CRM: Is your sf.com jam-packed with dozens of random lead fields that your sales team isn’t even using any more? Do you have 53 different lead statuses? Do you have overlapping reasons for leads being unqualified/nurtured? Do you have overlapping activity types? Clutter in your CRM leads to confusion, which leads to lead qual and field reps using the tool differently, and incorrectly. Before you launch a lead qual team simply clean it up.

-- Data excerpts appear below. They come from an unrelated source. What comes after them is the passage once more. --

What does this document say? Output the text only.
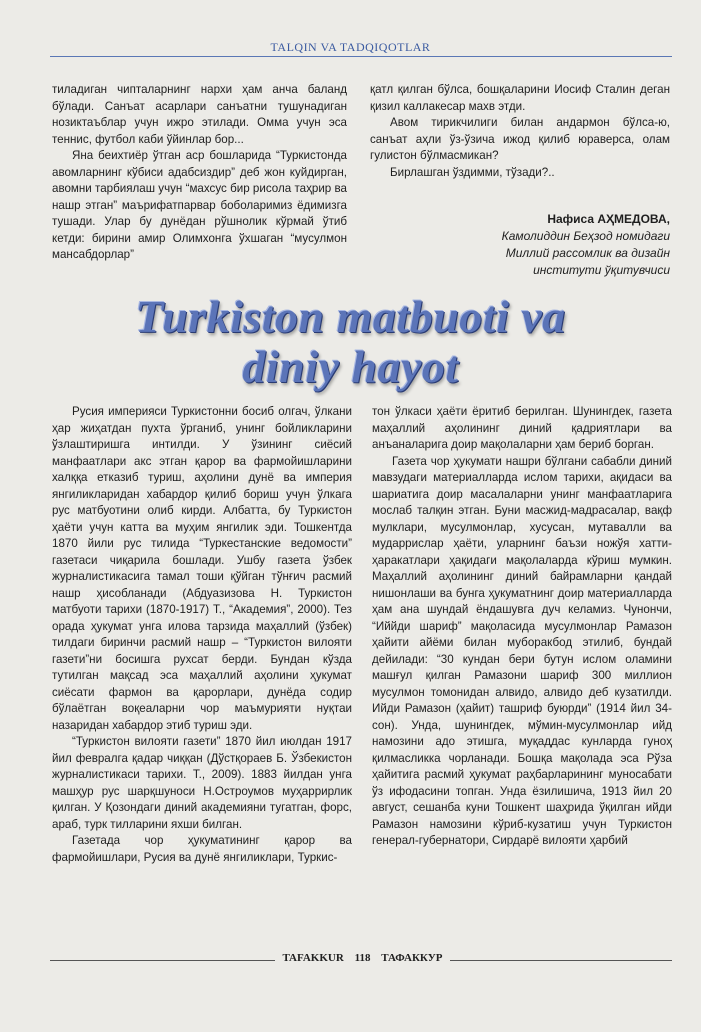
TALQIN VA TADQIQOTLAR

тиладиган чипталарнинг нархи ҳам анча баланд бўлади. Санъат асарлари санъатни тушунадиган нозиктаъблар учун ижро этилади. Омма учун эса теннис, футбол каби ўйинлар бор...

Яна беихтиёр ўтган аср бошларида “Туркистонда авомларнинг кўбиси адабсиздир” деб жон куйдирган, авомни тарбиялаш учун “махсус бир рисола таҳрир ва нашр этган” маърифатпарвар боболаримиз ёдимизга тушади. Улар бу дунёдан рўшнолик кўрмай ўтиб кетди: бирини амир Олимхонга ўхшаган “мусулмон мансабдорлар”

қатл қилган бўлса, бошқаларини Иосиф Сталин деган қизил каллакесар махв этди.

Авом тирикчилиги билан андармон бўлса-ю, санъат аҳли ўз-ўзича ижод қилиб юраверса, олам гулистон бўлмасмикан?

Бирлашган ўздимми, тўзади?..

Нафиса АҲМЕДОВА,
Камолиддин Беҳзод номидаги
Миллий рассомлик ва дизайн
институти ўқитувчиси
Turkiston matbuoti va
diniy hayot

Русия империяси Туркистонни босиб олгач, ўлкани ҳар жиҳатдан пухта ўрганиб, унинг бойликларини ўзлаштиришга интилди. У ўзининг сиёсий манфаатлари акс этган қарор ва фармойишларини халққа етказиб туриш, аҳолини дунё ва империя янгиликларидан хабардор қилиб бориш учун ўлкага рус матбуотини олиб кирди. Албатта, бу Туркистон ҳаёти учун катта ва муҳим янгилик эди. Тошкентда 1870 йили рус тилида “Туркестанские ведомости” газетаси чиқарила бошлади. Ушбу газета ўзбек журналистикасига тамал тоши қўйган тўнғич расмий нашр ҳисобланади (Абдуазизова Н. Туркистон матбуоти тарихи (1870-1917) Т., “Академия”, 2000). Тез орада ҳукумат унга илова тарзида маҳаллий (ўзбек) тилдаги биринчи расмий нашр – “Туркистон вилояти газети”ни босишга рухсат берди. Бундан кўзда тутилган мақсад эса маҳаллий аҳолини ҳукумат сиёсати фармон ва қарорлари, дунёда содир бўлаётган воқеаларни чор маъмурияти нуқтаи назаридан хабардор этиб туриш эди.

“Туркистон вилояти газети” 1870 йил июлдан 1917 йил февралга қадар чиққан (Дўстқораев Б. Ўзбекистон журналистикаси тарихи. Т., 2009). 1883 йилдан унга машҳур рус шарқшуноси Н.Остроумов муҳаррирлик қилган. У Қозондаги диний академияни тугатган, форс, араб, турк тилларини яхши билган.

Газетада чор ҳукуматининг қарор ва фармойишлари, Русия ва дунё янгиликлари, Туркис-

тон ўлкаси ҳаёти ёритиб берилган. Шунингдек, газета маҳаллий аҳолининг диний қадриятлари ва анъаналарига доир мақолаларни ҳам бериб борган.

Газета чор ҳукумати нашри бўлгани сабабли диний мавзудаги материалларда ислом тарихи, ақидаси ва шариатига доир масалаларни унинг манфаатларига мослаб талқин этган. Буни масжид-мадрасалар, вақф мулклари, мусулмонлар, хусусан, мутавалли ва мударрислар ҳаёти, уларнинг баъзи ножўя хатти-ҳаракатлари ҳақидаги мақолаларда кўриш мумкин. Маҳаллий аҳолининг диний байрамларни қандай нишонлаши ва бунга ҳукуматнинг доир материалларда ҳам ана шундай ёндашувга дуч келамиз. Чунончи, “Иййди шариф” мақоласида мусулмонлар Рамазон ҳайити айёми билан муборакбод этилиб, бундай дейилади: “30 кундан бери бутун ислом оламини машғул қилган Рамазони шариф 300 миллион мусулмон томонидан алвидо, алвидо деб кузатилди. Ийди Рамазон (ҳайит) ташриф буюрди” (1914 йил 34-сон). Унда, шунингдек, мўмин-мусулмонлар ийд намозини адо этишга, муқаддас кунларда гуноҳ қилмасликка чорланади. Бошқа мақолада эса Рўза ҳайитига расмий ҳукумат раҳбарларининг муносабати ўз ифодасини топган. Унда ёзилишича, 1913 йил 20 август, сешанба куни Тошкент шаҳрида ўқилган ийди Рамазон намозини кўриб-кузатиш учун Туркистон генерал-губернатори, Сирдарё вилояти ҳарбий

TAFAKKUR 118 ТАФАККУР
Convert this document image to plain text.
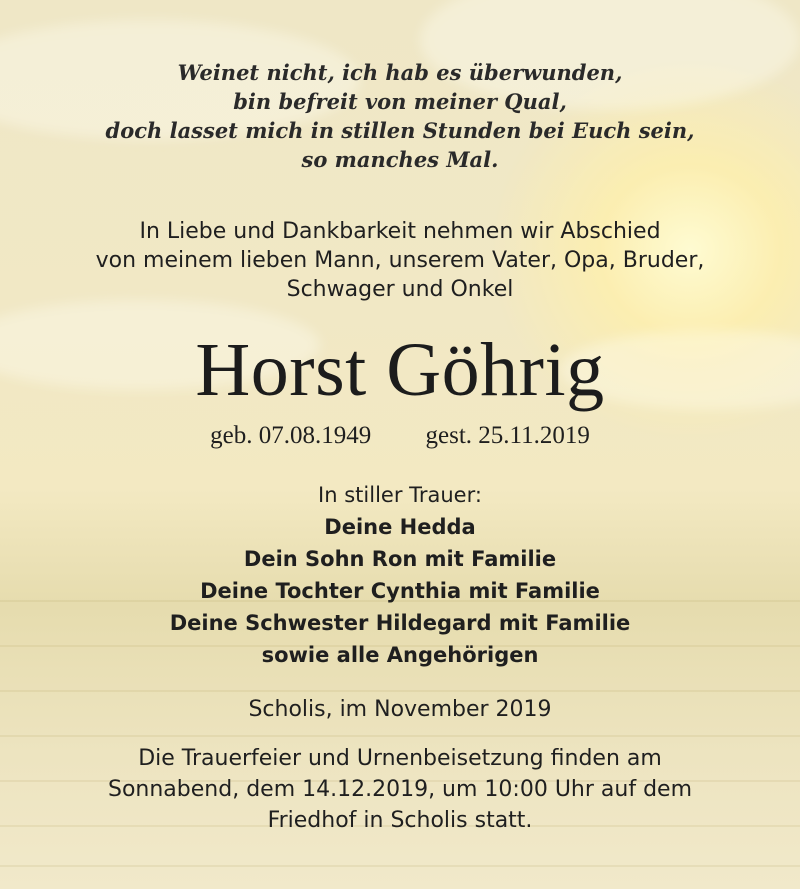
Weinet nicht, ich hab es überwunden,
bin befreit von meiner Qual,
doch lasset mich in stillen Stunden bei Euch sein,
so manches Mal.
In Liebe und Dankbarkeit nehmen wir Abschied
von meinem lieben Mann, unserem Vater, Opa, Bruder,
Schwager und Onkel
Horst Göhrig
geb. 07.08.1949 gest. 25.11.2019
In stiller Trauer:
Deine Hedda
Dein Sohn Ron mit Familie
Deine Tochter Cynthia mit Familie
Deine Schwester Hildegard mit Familie
sowie alle Angehörigen
Scholis, im November 2019
Die Trauerfeier und Urnenbeisetzung finden am
Sonnabend, dem 14.12.2019, um 10:00 Uhr auf dem
Friedhof in Scholis statt.
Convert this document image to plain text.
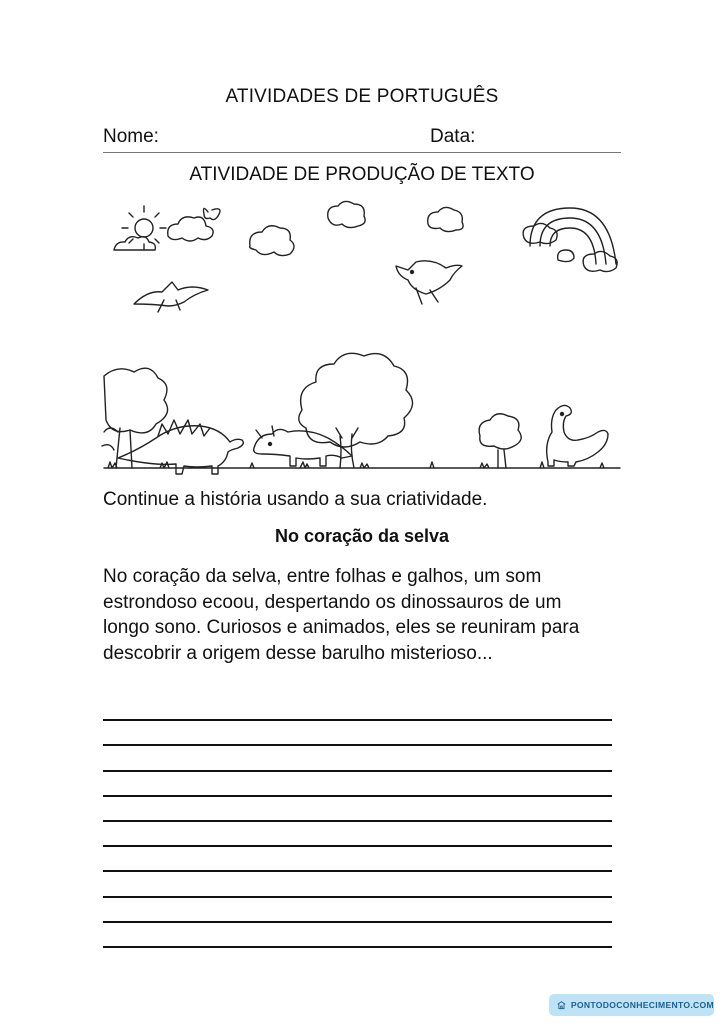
ATIVIDADES DE PORTUGUÊS
Nome:	Data:
ATIVIDADE DE PRODUÇÃO DE TEXTO
Continue a história usando a sua criatividade.
No coração da selva
No coração da selva, entre folhas e galhos, um som
estrondoso ecoou, despertando os dinossauros de um
longo sono. Curiosos e animados, eles se reuniram para
descobrir a origem desse barulho misterioso...
PONTODOCONHECIMENTO.COM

Daily Structure: An email coming in, an email going out, a call going out, an email response sent, a prospect calls in, a call to a new prospect — now multiply this x10. Sound like a typical morning for a lead qualifier? This type of activity is chaotic and inefficient. So as the manager, what can you do? Help your team simplify! I’m not saying don’t encourage many calls or emails. I’m saying encourage grouping all like-activities together in chunks of time. If your reps are constantly having to change their mindset throughout the day, and be reactive rather than proactive, frustration will be high and productivity will be low. Create a model day for success for your team, and coach everyone to plan their days accordingly. Oh, and turn off Outlook during prime outbound prospecting times!
End-of-Week Retrospective: Any portfolio company that OpenView Labs has supported in launching a lead qualification team is quite familiar with these two words: retrospectives and impediments. A retrospective is an end-of-week meeting where the whole lead qual team comes together to discuss the week: what went well, what didn’t go well/impediments, how those impediments can be resolved best, and what is the action plan for next week. Simple right? It’s simple because the meeting has structure, and things that are typically swept under the run can be brought to light and resolved in an open and accepting environment. Following an end of week retrospective meeting, I encourage managers to send out a weekly update report with the SAME format. Not only do these reports help get everything out of your and your team’s heads and into the open, they are also really helpful for planning purposes and creating visibility for those who are so invested in seeing the lead qual team succeed. Thirty minutes — that’s all this report takes. Keep it simple — only the highest priority items that went well, need to be resolved, or need to be focused on the following week. If all stakeholders have visibility into your team’s week, and it’s buttoned-up and focused, they will be confident in your management efforts. That will also allow them to simplify — by not having to worry about what the heck is going on, and whether their investment was in fact worth it!
How have you found ways to simplify your outbound prospecting efforts in order to improve efficiency? Please share!